I often advise people to do other things than file a bankruptcy. But bill consolidation companies that are private companies are not such a good idea, because those companies are motivated solely by profit. They are not run by attorneys who have an ethical duty to advise you properly. I have had many people come to me for bankruptcy work after they have made payments to a private bill consolidation company, only to have creditors still bother them, and to have no idea where the money they paid has gone. I have not had that experience with charitable organizations who do credit counseling, although some of them advise people to see a bankruptcy attorney when it is obvious that credit counseling is not the answer, or when creditors will not agree to any forbearance.
Some credit counseling agencies are even run by the creditors, so they are actually just bill collectors whose job it is to protect the creditors that pay their salaries, and they may give you incorrect advice to get you to pay them, when you would be better off with a bankruptcy.
Generally, if your bills are less than $5,000.00, you might benefit from credit counseling, and an informal bill consolidation through a not-for-profit credit counseling service. If your bills are over $5,000.00, generally it will take about $200.00 per month or more to pay the bills in a reasonable period of time, and if your bills are very much more than that, it will take so long to pay them, that an arrangement with creditors is useless. You may want to consider starting fresh with a bankruptcy, and perhaps just keeping your car or house payments only, instead of making things difficult for yourself for years by trying to pay everyone, unless you are sure that you will be able to.

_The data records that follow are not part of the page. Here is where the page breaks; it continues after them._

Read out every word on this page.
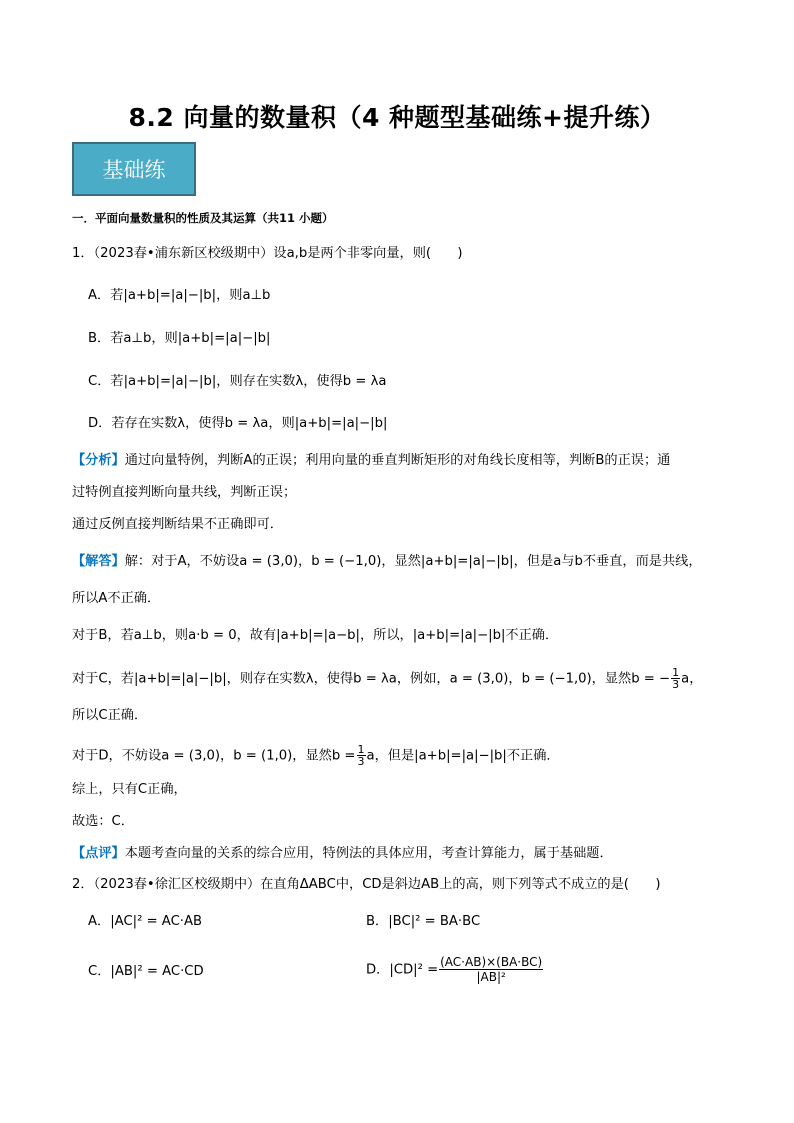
8.2 向量的数量积（4 种题型基础练+提升练）
基础练
一．平面向量数量积的性质及其运算（共11 小题）
1．（2023春•浦东新区校级期中）设a,b是两个非零向量，则(　　)
A．若|a+b|=|a|−|b|，则a⊥b
B．若a⊥b，则|a+b|=|a|−|b|
C．若|a+b|=|a|−|b|，则存在实数λ，使得b = λa
D．若存在实数λ，使得b = λa，则|a+b|=|a|−|b|
【分析】通过向量特例，判断A的正误；利用向量的垂直判断矩形的对角线长度相等，判断B的正误；通
过特例直接判断向量共线，判断正误；
通过反例直接判断结果不正确即可．
【解答】解：对于A，不妨设a = (3,0)，b = (−1,0)，显然|a+b|=|a|−|b|，但是a与b不垂直，而是共线，
所以A不正确．
对于B，若a⊥b，则a·b = 0，故有|a+b|=|a−b|，所以，|a+b|=|a|−|b|不正确．
对于C，若|a+b|=|a|−|b|，则存在实数λ，使得b = λa，例如，a = (3,0)，b = (−1,0)，显然b = − $\frac{1}{3}$ a，
所以C正确．
对于D，不妨设a = (3,0)，b = (1,0)，显然$b = \frac{1}{3}$ a，但是|a+b|=|a|−|b|不正确．
综上，只有C正确，
故选：C．
【点评】本题考查向量的关系的综合应用，特例法的具体应用，考查计算能力，属于基础题．
2．（2023春•徐汇区校级期中）在直角ΔABC中，CD是斜边AB上的高，则下列等式不成立的是(　　)
A．|AC|² = AC·AB	B．|BC|² = BA·BC
C．|AB|² = AC·CD	D．$|CD|^2 = \frac{(AC\cdot AB)\times(BA\cdot BC)}{\text{|AB|²}}$
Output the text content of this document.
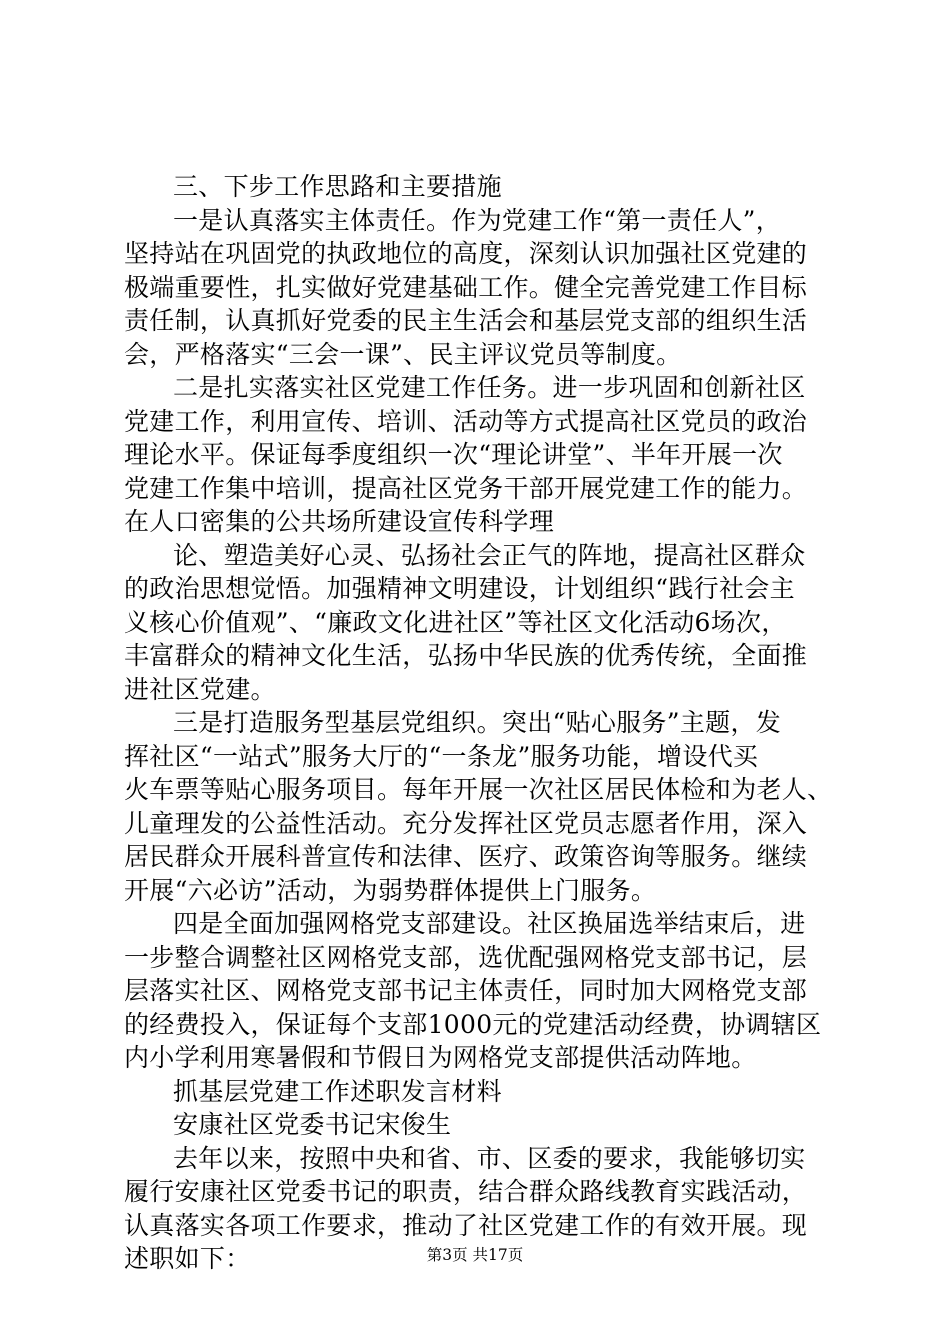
三、下步工作思路和主要措施
一是认真落实主体责任。作为党建工作“第一责任人”，
坚持站在巩固党的执政地位的高度，深刻认识加强社区党建的
极端重要性，扎实做好党建基础工作。健全完善党建工作目标
责任制，认真抓好党委的民主生活会和基层党支部的组织生活
会，严格落实“三会一课”、民主评议党员等制度。
二是扎实落实社区党建工作任务。进一步巩固和创新社区
党建工作，利用宣传、培训、活动等方式提高社区党员的政治
理论水平。保证每季度组织一次“理论讲堂”、半年开展一次
党建工作集中培训，提高社区党务干部开展党建工作的能力。
在人口密集的公共场所建设宣传科学理
论、塑造美好心灵、弘扬社会正气的阵地，提高社区群众
的政治思想觉悟。加强精神文明建设，计划组织“践行社会主
义核心价值观”、“廉政文化进社区”等社区文化活动6场次，
丰富群众的精神文化生活，弘扬中华民族的优秀传统，全面推
进社区党建。
三是打造服务型基层党组织。突出“贴心服务”主题，发
挥社区“一站式”服务大厅的“一条龙”服务功能，增设代买
火车票等贴心服务项目。每年开展一次社区居民体检和为老人、
儿童理发的公益性活动。充分发挥社区党员志愿者作用，深入
居民群众开展科普宣传和法律、医疗、政策咨询等服务。继续
开展“六必访”活动，为弱势群体提供上门服务。
四是全面加强网格党支部建设。社区换届选举结束后，进
一步整合调整社区网格党支部，选优配强网格党支部书记，层
层落实社区、网格党支部书记主体责任，同时加大网格党支部
的经费投入，保证每个支部1000元的党建活动经费，协调辖区
内小学利用寒暑假和节假日为网格党支部提供活动阵地。
抓基层党建工作述职发言材料
安康社区党委书记宋俊生
去年以来，按照中央和省、市、区委的要求，我能够切实
履行安康社区党委书记的职责，结合群众路线教育实践活动，
认真落实各项工作要求，推动了社区党建工作的有效开展。现
述职如下：	第3页 共17页
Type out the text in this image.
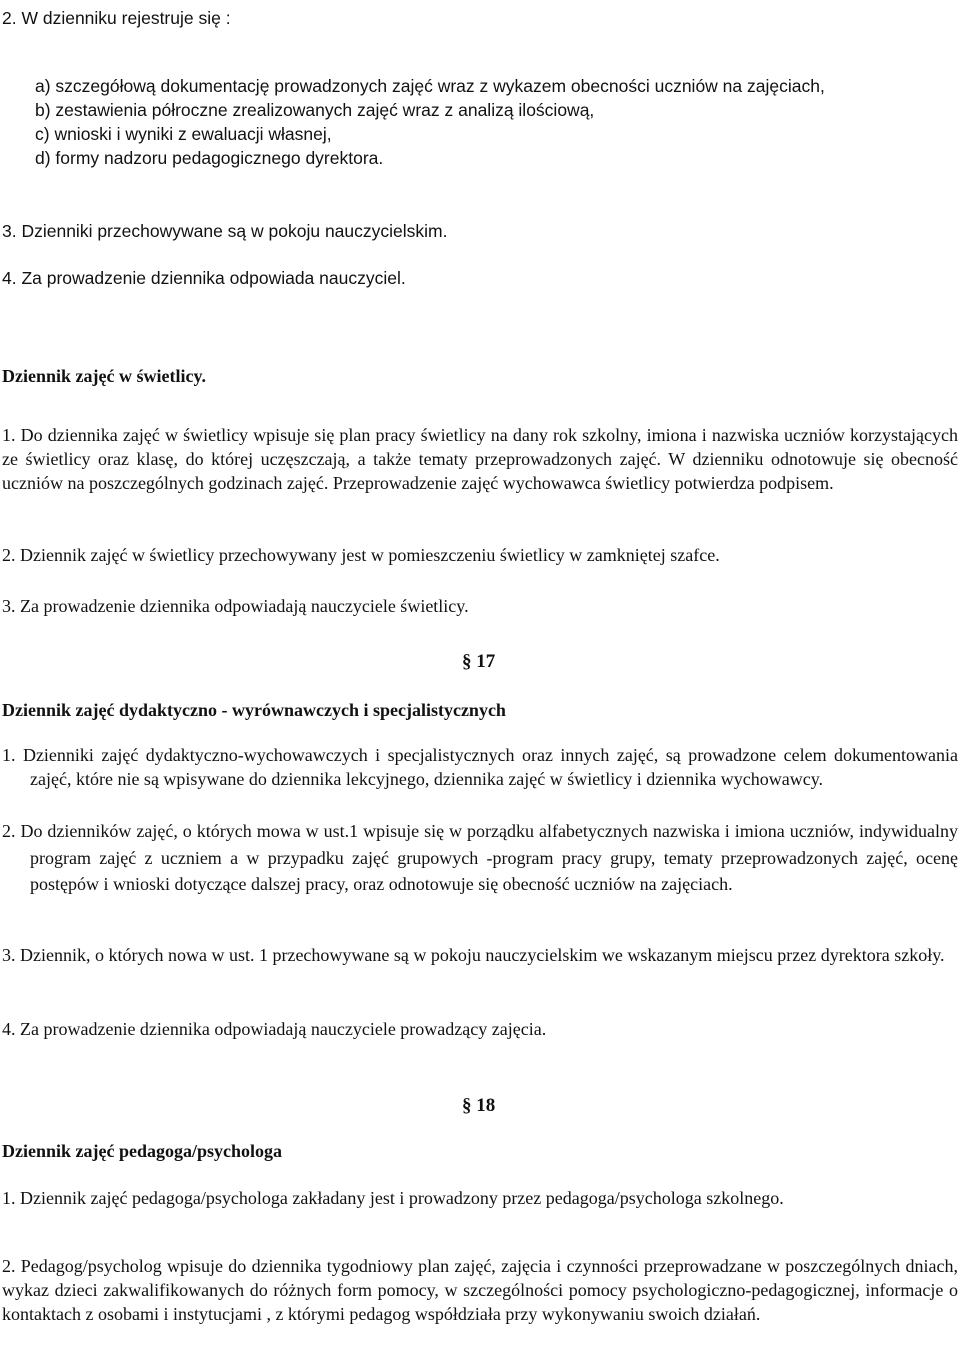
2. W dzienniku rejestruje się :
a) szczegółową dokumentację prowadzonych zajęć wraz z wykazem obecności uczniów na zajęciach,
b) zestawienia półroczne zrealizowanych zajęć wraz z analizą ilościową,
c) wnioski i wyniki z ewaluacji własnej,
d) formy nadzoru pedagogicznego dyrektora.
3. Dzienniki przechowywane są w pokoju nauczycielskim.
4. Za prowadzenie dziennika odpowiada nauczyciel.
Dziennik zajęć w świetlicy.
1. Do dziennika zajęć w świetlicy wpisuje się plan pracy świetlicy na dany rok szkolny, imiona i nazwiska uczniów korzystających ze świetlicy oraz klasę, do której uczęszczają, a także tematy przeprowadzonych zajęć. W dzienniku odnotowuje się obecność uczniów na poszczególnych godzinach zajęć. Przeprowadzenie zajęć wychowawca świetlicy potwierdza podpisem.
2. Dziennik zajęć w świetlicy przechowywany jest w pomieszczeniu świetlicy w zamkniętej szafce.
3. Za prowadzenie dziennika odpowiadają nauczyciele świetlicy.
§ 17
Dziennik zajęć dydaktyczno - wyrównawczych i specjalistycznych
1. Dzienniki zajęć dydaktyczno-wychowawczych i specjalistycznych oraz innych zajęć, są prowadzone celem dokumentowania zajęć, które nie są wpisywane do dziennika lekcyjnego, dziennika zajęć w świetlicy i dziennika wychowawcy.
2. Do dzienników zajęć, o których mowa w ust.1 wpisuje się w porządku alfabetycznych nazwiska i imiona uczniów, indywidualny program zajęć z uczniem a w przypadku zajęć grupowych -program pracy grupy, tematy przeprowadzonych zajęć, ocenę postępów i wnioski dotyczące dalszej pracy, oraz odnotowuje się obecność uczniów na zajęciach.
3. Dziennik, o których nowa w ust. 1 przechowywane są w pokoju nauczycielskim we wskazanym miejscu przez dyrektora szkoły.
4. Za prowadzenie dziennika odpowiadają nauczyciele prowadzący zajęcia.
§ 18
Dziennik zajęć pedagoga/psychologa
1. Dziennik zajęć pedagoga/psychologa zakładany jest i prowadzony przez pedagoga/psychologa szkolnego.
2. Pedagog/psycholog wpisuje do dziennika tygodniowy plan zajęć, zajęcia i czynności przeprowadzane w poszczególnych dniach, wykaz dzieci zakwalifikowanych do różnych form pomocy, w szczególności pomocy psychologiczno-pedagogicznej, informacje o kontaktach z osobami i instytucjami , z którymi pedagog współdziała przy wykonywaniu swoich działań.
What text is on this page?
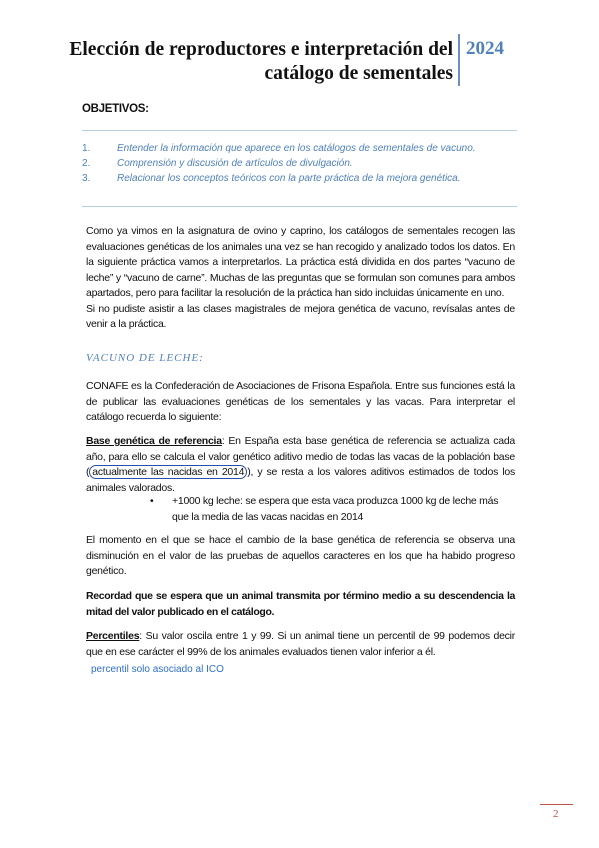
Elección de reproductores e interpretación del
catálogo de sementales
2024
OBJETIVOS:
1.	Entender la información que aparece en los catálogos de sementales de vacuno.
2.	Comprensión y discusión de artículos de divulgación.
3.	Relacionar los conceptos teóricos con la parte práctica de la mejora genética.
Como ya vimos en la asignatura de ovino y caprino, los catálogos de sementales recogen las evaluaciones genéticas de los animales una vez se han recogido y analizado todos los datos. En la siguiente práctica vamos a interpretarlos. La práctica está dividida en dos partes “vacuno de leche” y “vacuno de carne”. Muchas de las preguntas que se formulan son comunes para ambos apartados, pero para facilitar la resolución de la práctica han sido incluidas únicamente en uno.
Si no pudiste asistir a las clases magistrales de mejora genética de vacuno, revísalas antes de venir a la práctica.
VACUNO DE LECHE:
CONAFE es la Confederación de Asociaciones de Frisona Española. Entre sus funciones está la de publicar las evaluaciones genéticas de los sementales y las vacas. Para interpretar el catálogo recuerda lo siguiente:
Base genética de referencia: En España esta base genética de referencia se actualiza cada año, para ello se calcula el valor genético aditivo medio de todas las vacas de la población base ( actualmente las nacidas en 2014 ), y se resta a los valores aditivos estimados de todos los animales valorados.
• +1000 kg leche: se espera que esta vaca produzca 1000 kg de leche más que la media de las vacas nacidas en 2014
El momento en el que se hace el cambio de la base genética de referencia se observa una disminución en el valor de las pruebas de aquellos caracteres en los que ha habido progreso genético.
Recordad que se espera que un animal transmita por término medio a su descendencia la mitad del valor publicado en el catálogo.
Percentiles: Su valor oscila entre 1 y 99. Si un animal tiene un percentil de 99 podemos decir que en ese carácter el 99% de los animales evaluados tienen valor inferior a él.
percentil solo asociado al ICO
2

The problem for the past 7 or 8 years has been that salaries are not keeping up with living expenses. Next year, your rent, food, and just about everything else, will cost you more than they did today. If your salary does not go up as much as those costs, you will have less to spend on paying creditors. If you start to repay them, and then find out that you really can't afford to do it, you have just wasted any money you gave them.
When I see people in my office, I work out a budget for them and try to determine in advance, what their job prospects are, whether they are getting 10% raises every year, and whether or not they have excess income available to pay their bills. If they do, I advise them to do so. If they don't, Chapter 7 bankruptcy is a good way to get rid of bills and concentrate on just living.
I like people who are reluctant to file a bankruptcy to go to a "bill consolidator" first. That way, they know how high their payments will be if they don't get bankruptcy relief. However, some bill consolidators tell lies about the Federal Bankruptcy Code. That is because they get a kickback from the credit cards and finance companies if they convince you to "consolidate."
In fact, the parent organization of the outfit called Consumer Credit Counseling is directed by creditors such as Avco Financial Services, Household International, J.C. Penney, and major credit card operators like Citibank. So you are going to the same people who profit by keeping you in debt. That is like the chicken asking the fox for advice!